The transit agency kicked off its long road of feedback with a series of closed-door meetings with local stakeholders in different quadrants of the borough. Next, the agency will visit all 14 community boards in Queens, where constituents will be able to speak their minds about the proposed changes.
Andrew Lynch, chief design officer at transit advocacy group QueensLink, expects plenty of pushback.
“It’s all about subjectivity,” Lynch said. “It’s all about ‘Are you reducing my stop?’ And you’re never going to win that battle…You have to cut something, you have to hurt someone’s commute to help everyone else’s commute.”
Lynch said that the mood among his colleagues in the transit world was generally positive towards the plan.
“I would say this: we’re relatively happy with where this is. There are always going to be small little changes where you’re like ‘That doesn’t make sense,’ or ‘Why’d they do that?’ that are probably too nitpicky. Because at some point, you just need to pull the bandaid off,” Lynch said.
Early Criticism from Southeast Queens Reps
Southeast Queens representatives have had some angst about the plan thus far. City Council Transportation Committee Chair Selvena Brooks-Powers said at a press conference that she had “serious concerns.”
“The changes proposed to help streamline and speed up service could also leave many people in my district at a severe disadvantage,” she continued. “Especially with the addition of congestion pricing in the city.” Brooks-Powers did not go into specific complaints at the press conference or in a follow-up statement released on Dec. 12.
State Senator Leroy Comrie also spoke, floating the idea that Brooks-Powers took issue with additional bus lines in Rosedale.

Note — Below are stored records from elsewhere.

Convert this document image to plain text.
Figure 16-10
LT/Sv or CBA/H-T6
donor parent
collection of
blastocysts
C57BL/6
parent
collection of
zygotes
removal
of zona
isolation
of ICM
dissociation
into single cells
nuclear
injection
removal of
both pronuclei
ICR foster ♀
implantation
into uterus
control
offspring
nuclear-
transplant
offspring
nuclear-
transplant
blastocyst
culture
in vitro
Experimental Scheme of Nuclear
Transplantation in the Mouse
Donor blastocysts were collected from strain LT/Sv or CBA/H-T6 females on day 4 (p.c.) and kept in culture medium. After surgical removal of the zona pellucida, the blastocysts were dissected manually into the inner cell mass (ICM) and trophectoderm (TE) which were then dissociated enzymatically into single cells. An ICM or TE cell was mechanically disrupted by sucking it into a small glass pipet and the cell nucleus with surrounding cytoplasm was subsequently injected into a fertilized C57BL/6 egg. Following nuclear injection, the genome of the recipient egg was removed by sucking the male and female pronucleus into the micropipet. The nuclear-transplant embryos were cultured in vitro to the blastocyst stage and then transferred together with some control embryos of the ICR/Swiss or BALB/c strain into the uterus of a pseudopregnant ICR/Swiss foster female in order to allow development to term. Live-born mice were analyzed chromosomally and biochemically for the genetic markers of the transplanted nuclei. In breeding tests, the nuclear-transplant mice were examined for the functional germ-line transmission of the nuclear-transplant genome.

“We went from one bus line in Rosedale to four bus lines, and that’ll confuse people so she wants to see that cleaned up,” Comrie said.

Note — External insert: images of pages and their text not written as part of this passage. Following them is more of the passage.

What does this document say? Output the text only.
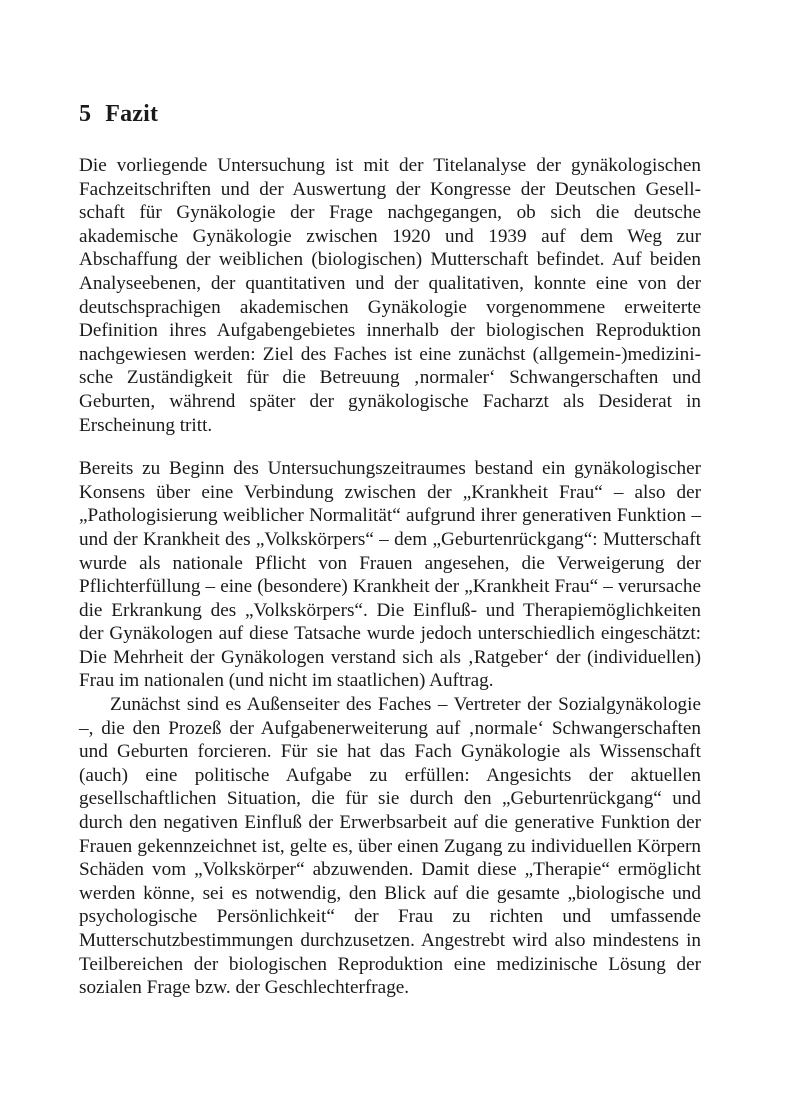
5 Fazit

Die vorliegende Untersuchung ist mit der Titelanalyse der gynäkologischen Fachzeitschriften und der Auswertung der Kongresse der Deutschen Gesellschaft für Gynäkologie der Frage nachgegangen, ob sich die deutsche akademische Gynäkologie zwischen 1920 und 1939 auf dem Weg zur Abschaffung der weiblichen (biologischen) Mutterschaft befindet. Auf beiden Analyseebenen, der quantitativen und der qualitativen, konnte eine von der deutschsprachigen akademischen Gynäkologie vorgenommene erweiterte Definition ihres Aufgabengebietes innerhalb der biologischen Reproduktion nachgewiesen werden: Ziel des Faches ist eine zunächst (allgemein-)medizinische Zuständigkeit für die Betreuung ‚normaler‘ Schwangerschaften und Geburten, während später der gynäkologische Facharzt als Desiderat in Erscheinung tritt.

Bereits zu Beginn des Untersuchungszeitraumes bestand ein gynäkologischer Konsens über eine Verbindung zwischen der „Krankheit Frau“ – also der „Pathologisierung weiblicher Normalität“ aufgrund ihrer generativen Funktion – und der Krankheit des „Volkskörpers“ – dem „Geburtenrückgang“: Mutterschaft wurde als nationale Pflicht von Frauen angesehen, die Verweigerung der Pflichterfüllung – eine (besondere) Krankheit der „Krankheit Frau“ – verursache die Erkrankung des „Volkskörpers“. Die Einfluß- und Therapiemöglichkeiten der Gynäkologen auf diese Tatsache wurde jedoch unterschiedlich eingeschätzt: Die Mehrheit der Gynäkologen verstand sich als ‚Ratgeber‘ der (individuellen) Frau im nationalen (und nicht im staatlichen) Auftrag.

Zunächst sind es Außenseiter des Faches – Vertreter der Sozialgynäkologie –, die den Prozeß der Aufgabenerweiterung auf ‚normale‘ Schwangerschaften und Geburten forcieren. Für sie hat das Fach Gynäkologie als Wissenschaft (auch) eine politische Aufgabe zu erfüllen: Angesichts der aktuellen gesellschaftlichen Situation, die für sie durch den „Geburtenrückgang“ und durch den negativen Einfluß der Erwerbsarbeit auf die generative Funktion der Frauen gekennzeichnet ist, gelte es, über einen Zugang zu individuellen Körpern Schäden vom „Volkskörper“ abzuwenden. Damit diese „Therapie“ ermöglicht werden könne, sei es notwendig, den Blick auf die gesamte „biologische und psychologische Persönlichkeit“ der Frau zu richten und umfassende Mutterschutzbestimmungen durchzusetzen. Angestrebt wird also mindestens in Teilbereichen der biologischen Reproduktion eine medizinische Lösung der sozialen Frage bzw. der Geschlechterfrage.
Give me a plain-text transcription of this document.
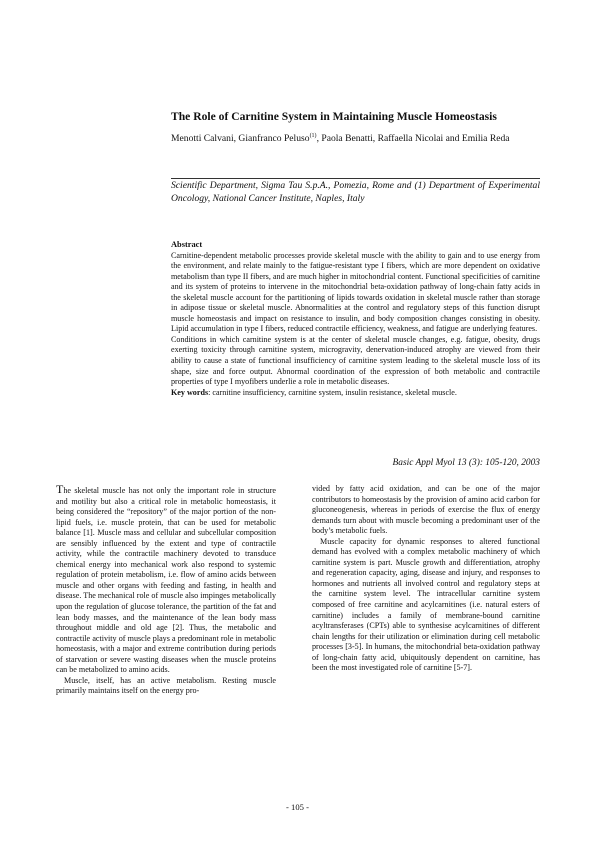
The Role of Carnitine System in Maintaining Muscle Homeostasis
Menotti Calvani, Gianfranco Peluso$^{(1)}$, Paola Benatti, Raffaella Nicolai and Emilia Reda
Scientific Department, Sigma Tau S.p.A., Pomezia, Rome and (1) Department of Experimental Oncology, National Cancer Institute, Naples, Italy
Abstract

Carnitine-dependent metabolic processes provide skeletal muscle with the ability to gain and to use energy from the environment, and relate mainly to the fatigue-resistant type I fibers, which are more dependent on oxidative metabolism than type II fibers, and are much higher in mitochondrial content. Functional specificities of carnitine and its system of proteins to intervene in the mitochondrial beta-oxidation pathway of long-chain fatty acids in the skeletal muscle account for the partitioning of lipids towards oxidation in skeletal muscle rather than storage in adipose tissue or skeletal muscle. Abnormalities at the control and regulatory steps of this function disrupt muscle homeostasis and impact on resistance to insulin, and body composition changes consisting in obesity. Lipid accumulation in type I fibers, reduced contractile efficiency, weakness, and fatigue are underlying features.

Conditions in which carnitine system is at the center of skeletal muscle changes, e.g. fatigue, obesity, drugs exerting toxicity through carnitine system, microgravity, denervation-induced atrophy are viewed from their ability to cause a state of functional insufficiency of carnitine system leading to the skeletal muscle loss of its shape, size and force output. Abnormal coordination of the expression of both metabolic and contractile properties of type I myofibers underlie a role in metabolic diseases.

Key words: carnitine insufficiency, carnitine system, insulin resistance, skeletal muscle.

Basic Appl Myol 13 (3): 105-120, 2003

The skeletal muscle has not only the important role in structure and motility but also a critical role in metabolic homeostasis, it being considered the “repository” of the major portion of the non-lipid fuels, i.e. muscle protein, that can be used for metabolic balance [1]. Muscle mass and cellular and subcellular composition are sensibly influenced by the extent and type of contractile activity, while the contractile machinery devoted to transduce chemical energy into mechanical work also respond to systemic regulation of protein metabolism, i.e. flow of amino acids between muscle and other organs with feeding and fasting, in health and disease. The mechanical role of muscle also impinges metabolically upon the regulation of glucose tolerance, the partition of the fat and lean body masses, and the maintenance of the lean body mass throughout middle and old age [2]. Thus, the metabolic and contractile activity of muscle plays a predominant role in metabolic homeostasis, with a major and extreme contribution during periods of starvation or severe wasting diseases when the muscle proteins can be metabolized to amino acids.

Muscle, itself, has an active metabolism. Resting muscle primarily maintains itself on the energy pro-

vided by fatty acid oxidation, and can be one of the major contributors to homeostasis by the provision of amino acid carbon for gluconeogenesis, whereas in periods of exercise the flux of energy demands turn about with muscle becoming a predominant user of the body’s metabolic fuels.

Muscle capacity for dynamic responses to altered functional demand has evolved with a complex metabolic machinery of which carnitine system is part. Muscle growth and differentiation, atrophy and regeneration capacity, aging, disease and injury, and responses to hormones and nutrients all involved control and regulatory steps at the carnitine system level. The intracellular carnitine system composed of free carnitine and acylcarnitines (i.e. natural esters of carnitine) includes a family of membrane-bound carnitine acyltransferases (CPTs) able to synthesise acylcarnitines of different chain lengths for their utilization or elimination during cell metabolic processes [3-5]. In humans, the mitochondrial beta-oxidation pathway of long-chain fatty acid, ubiquitously dependent on carnitine, has been the most investigated role of carnitine [5-7].

- 105 -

Assemblymember Khaleel Anderson said that he also has concerns about how the plan will manifest in Rosedale.
“More buses sounds good, but I would say that there has to be more coordination on where those buses meet,” Anderson said. He argued that though more bus lines will run through the neighborhood, they won’t enable residents to traverse from one point in Rosedale to another.
He also decried the alterations to the MTA’s planned Q51 route since its last form in the 2022 New Draft Plan: originally, the proposed route would connect Cambria Heights to Brooklyn’s Gateway Center mall via Lindenwood Boulevard. Now, it stops short at the Rockaway Boulevard A train station in Ozone Park. “You want to connect people to economic centers, to jobs, to resources, and that Q51 bus did,” Anderson said. “It was one of the most exciting, bold ideas that was out in the last plan, and I’m sad that it was taken out.”
But Anderson’s primary concern is the Rockaways.
“The glaring thing that stands out is that there’s no major changes to any of the routes that leave the Rockaway peninsula,” Anderson said. “When I think about…the hundreds, if not thousands of families we’re getting via the migrant shelter we have in our district—I’m thinking about moving more than the people we have presently on the peninsula.”
Lynch had a similar takeaway. “The Rockaways still have relatively poor east-west transportation,” he said. “The weird thing is that there’s literally no recommendations for change.”
“We need to be bold in Rockaway,” Anderson continued, suggesting a bus from the peninsula to JFK Airport and an extension of the Q52 bus further east.